During the 1960s and '70s, Mr. Burke never performed without a cape and a crown. This bothered James Brown, the Godfather of Soul.
"I was booked for a concert with James in Chicago," Mr. Burke told me during a three-hour dinner in 1988 at a Chinese restaurant in Los Angeles. " 'Got To Get You Off of My Mind' [later popularized by Southside Johnny and the Asbury Jukes] was out. People were yelling for Solomon Burke, and James said, 'I'll teach you who's the king.'
"It came time for me to go on, and the guys told me to stand at the stage. I was all ready in the crown and robe, and I heard, 'Now, here's the man you've all been waiting for.' I thought, 'Really nice. They're giving me a nice buildup.' 'The man who's had such hits as . . .' and I thought he was going to say 'Cry to Me,' but he goes, ' "Please, Please, Please" . . . Mr. James Brown!' And Mr. Brown walks out and says, 'I'm James Brown, I'm the king.'
"He looks to me and says, 'I'm paying you, so you can give me that crown and robe.' I put the robe on him onstage. If he wanted to be king, he could be king. It was a great gig. I made five grand."
In recent years Mr. Burke appeared in concert on a throne due to his regal image and health problems. He also liked to use a church pulpit while recording in the studio.
In 2003, Mr. Burke recorded "Don't Give Up on Me" for Anti-Records, the same label that records Chicago's Mavis Staples. "Don't Give Up on Me'" featured Mr. Burke's heartfelt interpretations of new songs by Bob Dylan, Elvis Costello, Brian Wilson and others. Producer Joe Henry used the minimalism of Sam Cooke's 1963 "Night Beat" as a template for "Don't Give Up on Me."
Mr. Burke won a Grammy for best contemporary blues album for "Don't Give Up On Me," the only Grammy of his career. In a statement Sunday, Anti-Records president Andy Kaulkin said, "Popular music wouldn't be where it is without Solomon Burke."
In January 2003, Mr. Burke appeared with Staples and Chicago soul legends Otis Clay and Cicero Blake at the Ford Center/Oriental Theatre in Chicago.
The place was half empty.
Other times in Chicago, Mr. Burke was relegated to 12:30 a.m. sets at the late great East of the Ryan nightclub on East 79th Street.
"Solomon had to go overseas to play, like Rufus Thomas and Otis Clay [who is huge in Japan]," soul singer Sam Moore of Sam & Dave fame said Sunday from Washington, D.C. "I did a show with Solomon in Italy. He was sweating profusely. A man that large had to go out of the country to make money because they wouldn't pay him in America. And they did not respect him over here. That's a shame.
"Solomon had something you don't hear today, and that's vocal power. Sometimes he didn't even need a microphone. I did a show with him once at the Apollo [in New York], and he stepped way back from the mike. I swear you could hear him out on the street."

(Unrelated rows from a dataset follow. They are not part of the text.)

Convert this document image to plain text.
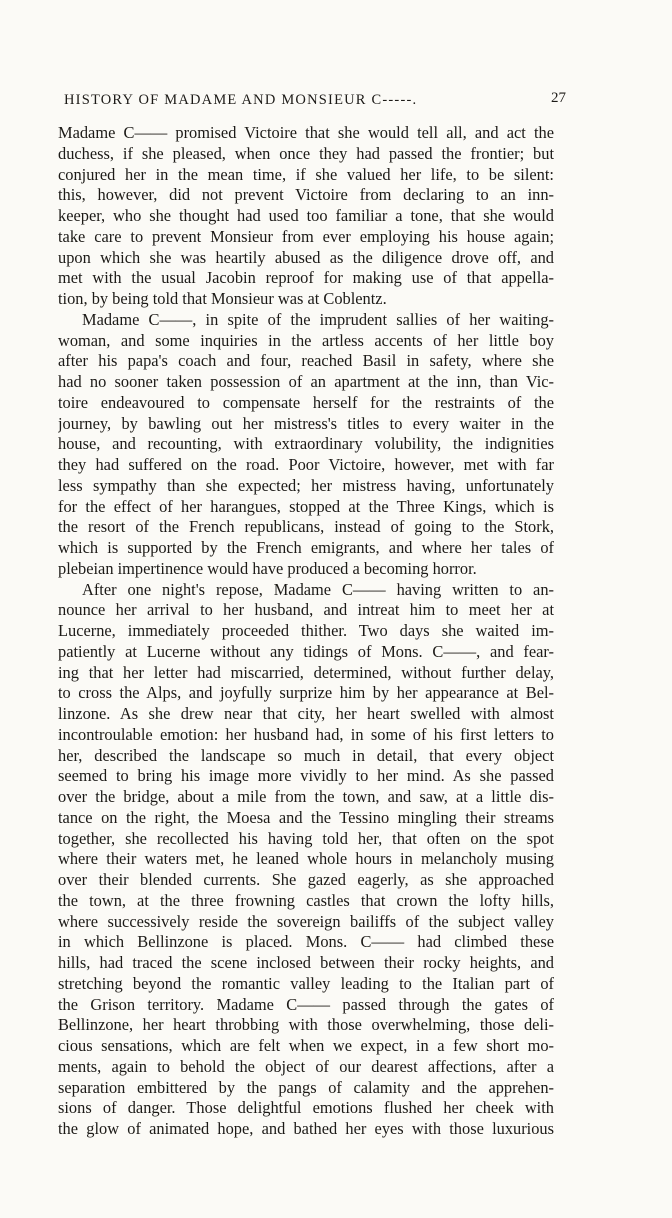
HISTORY OF MADAME AND MONSIEUR C-----.	27
Madame C—— promised Victoire that she would tell all, and act the
duchess, if she pleased, when once they had passed the frontier; but
conjured her in the mean time, if she valued her life, to be silent:
this, however, did not prevent Victoire from declaring to an inn-
keeper, who she thought had used too familiar a tone, that she would
take care to prevent Monsieur from ever employing his house again;
upon which she was heartily abused as the diligence drove off, and
met with the usual Jacobin reproof for making use of that appella-
tion, by being told that Monsieur was at Coblentz.
Madame C——, in spite of the imprudent sallies of her waiting-
woman, and some inquiries in the artless accents of her little boy
after his papa's coach and four, reached Basil in safety, where she
had no sooner taken possession of an apartment at the inn, than Vic-
toire endeavoured to compensate herself for the restraints of the
journey, by bawling out her mistress's titles to every waiter in the
house, and recounting, with extraordinary volubility, the indignities
they had suffered on the road. Poor Victoire, however, met with far
less sympathy than she expected; her mistress having, unfortunately
for the effect of her harangues, stopped at the Three Kings, which is
the resort of the French republicans, instead of going to the Stork,
which is supported by the French emigrants, and where her tales of
plebeian impertinence would have produced a becoming horror.
After one night's repose, Madame C—— having written to an-
nounce her arrival to her husband, and intreat him to meet her at
Lucerne, immediately proceeded thither. Two days she waited im-
patiently at Lucerne without any tidings of Mons. C——, and fear-
ing that her letter had miscarried, determined, without further delay,
to cross the Alps, and joyfully surprize him by her appearance at Bel-
linzone. As she drew near that city, her heart swelled with almost
incontroulable emotion: her husband had, in some of his first letters to
her, described the landscape so much in detail, that every object
seemed to bring his image more vividly to her mind. As she passed
over the bridge, about a mile from the town, and saw, at a little dis-
tance on the right, the Moesa and the Tessino mingling their streams
together, she recollected his having told her, that often on the spot
where their waters met, he leaned whole hours in melancholy musing
over their blended currents. She gazed eagerly, as she approached
the town, at the three frowning castles that crown the lofty hills,
where successively reside the sovereign bailiffs of the subject valley
in which Bellinzone is placed. Mons. C—— had climbed these
hills, had traced the scene inclosed between their rocky heights, and
stretching beyond the romantic valley leading to the Italian part of
the Grison territory. Madame C—— passed through the gates of
Bellinzone, her heart throbbing with those overwhelming, those deli-
cious sensations, which are felt when we expect, in a few short mo-
ments, again to behold the object of our dearest affections, after a
separation embittered by the pangs of calamity and the apprehen-
sions of danger. Those delightful emotions flushed her cheek with
the glow of animated hope, and bathed her eyes with those luxurious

During that long dinner in 1988, I asked Mr. Burke how he would like to be remembered. Mr. Burke slowly wiped his lips with an elegant napkin. There was a long silence. Then, he answered in part, "I know that death is something that is coming, but I'm preparing to live every day. So to be remembered is not to be remembered, but to be known as one who believed. There's a big difference."
And you can hear the difference in the majesty of his songs.